The same NOID, but the whole plant. These, too, are everywhere around here, though they seem to favor the edges of fields, and recently-cultivated fields, instead of ditches and roadsides.

UPDATE: Almost certainly Melilotus alba, white sweet clover. Thanks to Hugh.


Chicory (Cichorium intybus), another sentimental favorite that I also took pictures of last year. Last year's picture was better, actually, because it wasn't quite as ridiculously windy on whatever day I took it. Still, this color is self-evidently awesome.


I don't know what this one is, precisely, though the arrangement of the flowers suggests an Allium or something like it. The flower color (which is more or less accurate), though, is something I've never seen in an Allium before. Maybe I just don't know my Alliums. Anybody know? I've only ever seen it growing wild in this one spot (a ditch along a highway).

UPDATE: Probably Tradescantia ohiensis, not an Allium. Which is kind of a relief. Hat tip to Claude.


I also don't remember ever seeing this before, but there was a lot of it in a spot just outside of Iowa City, and it's pretty enough that I want to suspect that it was deliberately cultivated.


This is the foliage that goes along with the flowers in the previous picture.

UPDATE: I think this last one is probably Verbena stricta, or hoary vervain. Partly this is because the flower spikes seem to be longer than in Verbena hastata, which is the next closest species, but also because the davesgarden.com photo I linked to includes the detail that it's a roadside weed in Missouri. Thanks to RJ Flamingo for pointing me in a verbenerly (verbeasterly?) direction.


8 comments:

Esther Montgomery said...

We have chicory growing wild where I live too. It is one of my favourites. And I like the way it leaves impressive white stalks when the leaves and flowers die away. They look interesting all through the winter.

Esther

Claude said...

Pretty pics... I'm afraid I don't know too much about the wildflowers in your area though. The only one I can tentatively give an ID on is the one you thought was an allium... The three petaled flowers in a bunch emerging from a 2-leaved 'boat' means that it's some variety of spiderwort. Some of them have very long strappy leaves and look a lot like some of the alliums. But as to exact species, I just don't know.

Darla said...

What a lovely roadside!

Hugh said...

Is the yellow noid after mullein leafy spurge, Euphorbia esula? I think the white one is white sweet clover, Melilotus alba.

mr_subjunctive said...

Hugh:

Probably yes on Melilotus, no on Euphorbia. The flowers on the yellow NOID are arranged in umbels, more or less like Queen Anne's lace though not quite as densely packed.
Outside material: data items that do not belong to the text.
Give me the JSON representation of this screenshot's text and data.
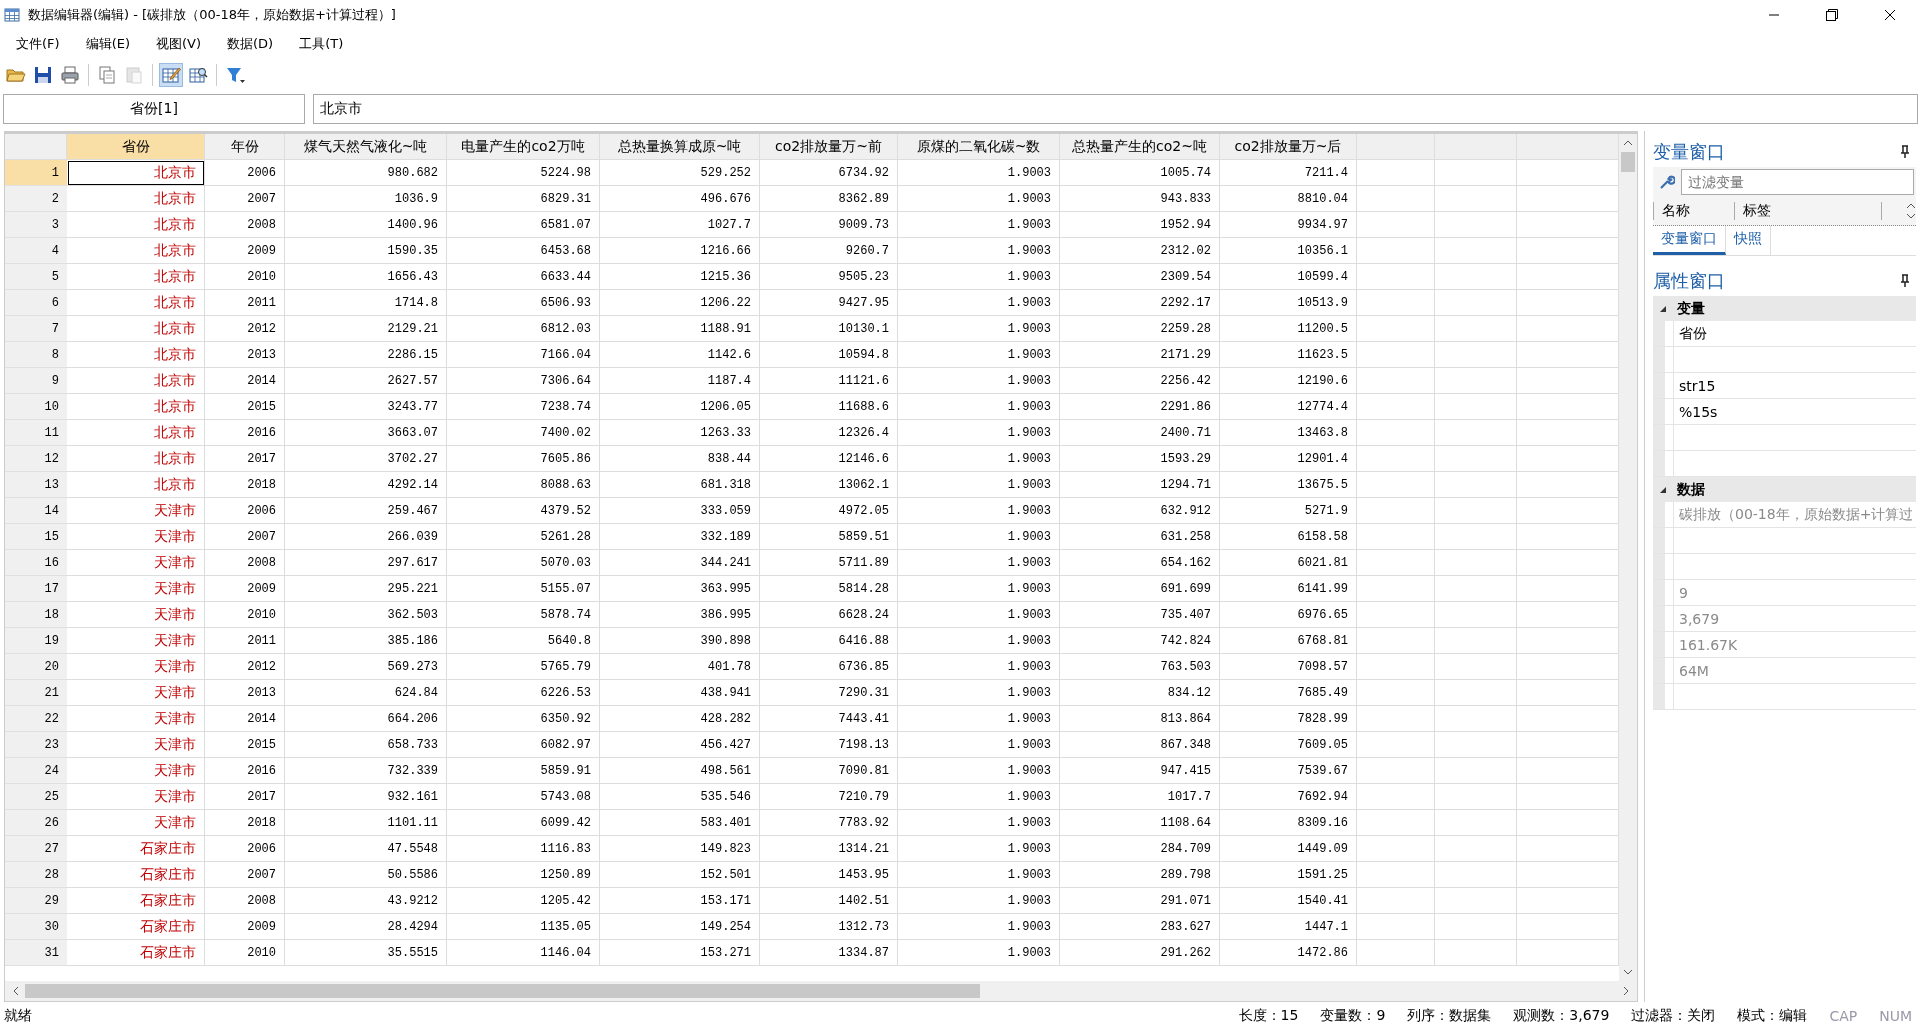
{
  "window": {
    "title": "数据编辑器(编辑) - [碳排放（00-18年，原始数据+计算过程）]"
  },
  "menu": [
    "文件(F)",
    "编辑(E)",
    "视图(V)",
    "数据(D)",
    "工具(T)"
  ],
  "toolbar": [
    {
      "kind": "open",
      "selected": false,
      "disabled": false
    },
    {
      "kind": "save",
      "selected": false,
      "disabled": false
    },
    {
      "kind": "print",
      "selected": false,
      "disabled": false
    },
    {
      "kind": "sep"
    },
    {
      "kind": "copy",
      "selected": false,
      "disabled": false
    },
    {
      "kind": "paste",
      "selected": false,
      "disabled": true
    },
    {
      "kind": "sep"
    },
    {
      "kind": "edit",
      "selected": true,
      "disabled": false
    },
    {
      "kind": "browse",
      "selected": false,
      "disabled": false
    },
    {
      "kind": "sep"
    },
    {
      "kind": "filter",
      "selected": false,
      "disabled": false
    }
  ],
  "cell_bar": {
    "name": "省份[1]",
    "value": "北京市"
  },
  "table": {
    "columns": [
      {
        "label": "省份",
        "selected": true
      },
      {
        "label": "年份",
        "selected": false
      },
      {
        "label": "煤气天然气液化~吨",
        "selected": false
      },
      {
        "label": "电量产生的co2万吨",
        "selected": false
      },
      {
        "label": "总热量换算成原~吨",
        "selected": false
      },
      {
        "label": "co2排放量万~前",
        "selected": false
      },
      {
        "label": "原煤的二氧化碳~数",
        "selected": false
      },
      {
        "label": "总热量产生的co2~吨",
        "selected": false
      },
      {
        "label": "co2排放量万~后",
        "selected": false
      }
    ],
    "rows": [
      {
        "n": "1",
        "selected": true,
        "cells": [
          "北京市",
          "2006",
          "980.682",
          "5224.98",
          "529.252",
          "6734.92",
          "1.9003",
          "1005.74",
          "7211.4"
        ]
      },
      {
        "n": "2",
        "selected": false,
        "cells": [
          "北京市",
          "2007",
          "1036.9",
          "6829.31",
          "496.676",
          "8362.89",
          "1.9003",
          "943.833",
          "8810.04"
        ]
      },
      {
        "n": "3",
        "selected": false,
        "cells": [
          "北京市",
          "2008",
          "1400.96",
          "6581.07",
          "1027.7",
          "9009.73",
          "1.9003",
          "1952.94",
          "9934.97"
        ]
      },
      {
        "n": "4",
        "selected": false,
        "cells": [
          "北京市",
          "2009",
          "1590.35",
          "6453.68",
          "1216.66",
          "9260.7",
          "1.9003",
          "2312.02",
          "10356.1"
        ]
      },
      {
        "n": "5",
        "selected": false,
        "cells": [
          "北京市",
          "2010",
          "1656.43",
          "6633.44",
          "1215.36",
          "9505.23",
          "1.9003",
          "2309.54",
          "10599.4"
        ]
      },
      {
        "n": "6",
        "selected": false,
        "cells": [
          "北京市",
          "2011",
          "1714.8",
          "6506.93",
          "1206.22",
          "9427.95",
          "1.9003",
          "2292.17",
          "10513.9"
        ]
      },
      {
        "n": "7",
        "selected": false,
        "cells": [
          "北京市",
          "2012",
          "2129.21",
          "6812.03",
          "1188.91",
          "10130.1",
          "1.9003",
          "2259.28",
          "11200.5"
        ]
      },
      {
        "n": "8",
        "selected": false,
        "cells": [
          "北京市",
          "2013",
          "2286.15",
          "7166.04",
          "1142.6",
          "10594.8",
          "1.9003",
          "2171.29",
          "11623.5"
        ]
      },
      {
        "n": "9",
        "selected": false,
        "cells": [
          "北京市",
          "2014",
          "2627.57",
          "7306.64",
          "1187.4",
          "11121.6",
          "1.9003",
          "2256.42",
          "12190.6"
        ]
      },
      {
        "n": "10",
        "selected": false,
        "cells": [
          "北京市",
          "2015",
          "3243.77",
          "7238.74",
          "1206.05",
          "11688.6",
          "1.9003",
          "2291.86",
          "12774.4"
        ]
      },
      {
        "n": "11",
        "selected": false,
        "cells": [
          "北京市",
          "2016",
          "3663.07",
          "7400.02",
          "1263.33",
          "12326.4",
          "1.9003",
          "2400.71",
          "13463.8"
        ]
      },
      {
        "n": "12",
        "selected": false,
        "cells": [
          "北京市",
          "2017",
          "3702.27",
          "7605.86",
          "838.44",
          "12146.6",
          "1.9003",
          "1593.29",
          "12901.4"
        ]
      },
      {
        "n": "13",
        "selected": false,
        "cells": [
          "北京市",
          "2018",
          "4292.14",
          "8088.63",
          "681.318",
          "13062.1",
          "1.9003",
          "1294.71",
          "13675.5"
        ]
      },
      {
        "n": "14",
        "selected": false,
        "cells": [
          "天津市",
          "2006",
          "259.467",
          "4379.52",
          "333.059",
          "4972.05",
          "1.9003",
          "632.912",
          "5271.9"
        ]
      },
      {
        "n": "15",
        "selected": false,
        "cells": [
          "天津市",
          "2007",
          "266.039",
          "5261.28",
          "332.189",
          "5859.51",
          "1.9003",
          "631.258",
          "6158.58"
        ]
      },
      {
        "n": "16",
        "selected": false,
        "cells": [
          "天津市",
          "2008",
          "297.617",
          "5070.03",
          "344.241",
          "5711.89",
          "1.9003",
          "654.162",
          "6021.81"
        ]
      },
      {
        "n": "17",
        "selected": false,
        "cells": [
          "天津市",
          "2009",
          "295.221",
          "5155.07",
          "363.995",
          "5814.28",
          "1.9003",
          "691.699",
          "6141.99"
        ]
      },
      {
        "n": "18",
        "selected": false,
        "cells": [
          "天津市",
          "2010",
          "362.503",
          "5878.74",
          "386.995",
          "6628.24",
          "1.9003",
          "735.407",
          "6976.65"
        ]
      },
      {
        "n": "19",
        "selected": false,
        "cells": [
          "天津市",
          "2011",
          "385.186",
          "5640.8",
          "390.898",
          "6416.88",
          "1.9003",
          "742.824",
          "6768.81"
        ]
      },
      {
        "n": "20",
        "selected": false,
        "cells": [
          "天津市",
          "2012",
          "569.273",
          "5765.79",
          "401.78",
          "6736.85",
          "1.9003",
          "763.503",
          "7098.57"
        ]
      },
      {
        "n": "21",
        "selected": false,
        "cells": [
          "天津市",
          "2013",
          "624.84",
          "6226.53",
          "438.941",
          "7290.31",
          "1.9003",
          "834.12",
          "7685.49"
        ]
      },
      {
        "n": "22",
        "selected": false,
        "cells": [
          "天津市",
          "2014",
          "664.206",
          "6350.92",
          "428.282",
          "7443.41",
          "1.9003",
          "813.864",
          "7828.99"
        ]
      },
      {
        "n": "23",
        "selected": false,
        "cells": [
          "天津市",
          "2015",
          "658.733",
          "6082.97",
          "456.427",
          "7198.13",
          "1.9003",
          "867.348",
          "7609.05"
        ]
      },
      {
        "n": "24",
        "selected": false,
        "cells": [
          "天津市",
          "2016",
          "732.339",
          "5859.91",
          "498.561",
          "7090.81",
          "1.9003",
          "947.415",
          "7539.67"
        ]
      },
      {
        "n": "25",
        "selected": false,
        "cells": [
          "天津市",
          "2017",
          "932.161",
          "5743.08",
          "535.546",
          "7210.79",
          "1.9003",
          "1017.7",
          "7692.94"
        ]
      },
      {
        "n": "26",
        "selected": false,
        "cells": [
          "天津市",
          "2018",
          "1101.11",
          "6099.42",
          "583.401",
          "7783.92",
          "1.9003",
          "1108.64",
          "8309.16"
        ]
      },
      {
        "n": "27",
        "selected": false,
        "cells": [
          "石家庄市",
          "2006",
          "47.5548",
          "1116.83",
          "149.823",
          "1314.21",
          "1.9003",
          "284.709",
          "1449.09"
        ]
      },
      {
        "n": "28",
        "selected": false,
        "cells": [
          "石家庄市",
          "2007",
          "50.5586",
          "1250.89",
          "152.501",
          "1453.95",
          "1.9003",
          "289.798",
          "1591.25"
        ]
      },
      {
        "n": "29",
        "selected": false,
        "cells": [
          "石家庄市",
          "2008",
          "43.9212",
          "1205.42",
          "153.171",
          "1402.51",
          "1.9003",
          "291.071",
          "1540.41"
        ]
      },
      {
        "n": "30",
        "selected": false,
        "cells": [
          "石家庄市",
          "2009",
          "28.4294",
          "1135.05",
          "149.254",
          "1312.73",
          "1.9003",
          "283.627",
          "1447.1"
        ]
      },
      {
        "n": "31",
        "selected": false,
        "cells": [
          "石家庄市",
          "2010",
          "35.5515",
          "1146.04",
          "153.271",
          "1334.87",
          "1.9003",
          "291.262",
          "1472.86"
        ]
      }
    ]
  },
  "variables_window": {
    "title": "变量窗口",
    "filter": {
      "placeholder": "过滤变量"
    },
    "columns": [
      "名称",
      "标签"
    ],
    "tabs": [
      {
        "label": "变量窗口",
        "selected": true
      },
      {
        "label": "快照",
        "selected": false
      }
    ]
  },
  "properties_window": {
    "title": "属性窗口",
    "sections": [
      {
        "title": "变量",
        "expanded": true,
        "rows": [
          {
            "value": "省份",
            "disabled": false
          },
          {},
          {
            "value": "str15",
            "disabled": false
          },
          {
            "value": "%15s",
            "disabled": false
          },
          {},
          {}
        ]
      },
      {
        "title": "数据",
        "expanded": true,
        "rows": [
          {
            "value": "碳排放（00-18年，原始数据+计算过",
            "disabled": true
          },
          {},
          {},
          {
            "value": "9",
            "disabled": true
          },
          {
            "value": "3,679",
            "disabled": true
          },
          {
            "value": "161.67K",
            "disabled": true
          },
          {
            "value": "64M",
            "disabled": true
          },
          {}
        ]
      }
    ]
  },
  "status_bar": {
    "message": "就绪",
    "fields": [
      {
        "text": "长度：15",
        "on": true
      },
      {
        "text": "变量数：9",
        "on": true
      },
      {
        "text": "列序：数据集",
        "on": true
      },
      {
        "text": "观测数：3,679",
        "on": true
      },
      {
        "text": "过滤器：关闭",
        "on": true
      },
      {
        "text": "模式：编辑",
        "on": true
      },
      {
        "text": "CAP",
        "on": false
      },
      {
        "text": "NUM",
        "on": false
      }
    ]
  }
}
The pictures that came up in Google for Melilotus didn't look quite right, but I'm at a loss to explain quite how. Most of them were close-ups, too, which makes ID harder.

Claude:

Tradescantia makes more sense, given the color. I'll look around.

Andrew said...

Chicory is pretty awesome - love that colour. Melilotus alba, white sweet clover is also pretty awesome though I didn't know what it was called until just now. Smells fantastic if you've got enough of it all in one place.

RJ Flamingo said...

I misspoke earlier (not the last time, I'm sure!). I meant that the last purple one appears to be a variety of verbena not salvia. Well, there was a v in there.:-)

Verbena hastata L.
Swamp verbena, Blue verbena, Blue vervain
Verbenaceae (Verbena Family)
USDA Symbol: VEHA2
USDA Native Status: Native to U.S.

Check this: http://bit.ly/2utEDh and http://bit.ly/nR1xq

mr_subjunctive said...

Hmm. I don't remember there being so many spikes, or the spikes being that short. But the color is right, and the flower shape is right, so maybe. Scanning through davesgarden.com now to see if there are any pictures that look closer. I think you're right about Verbena, at least, though. And very possibly I agree with hastata too.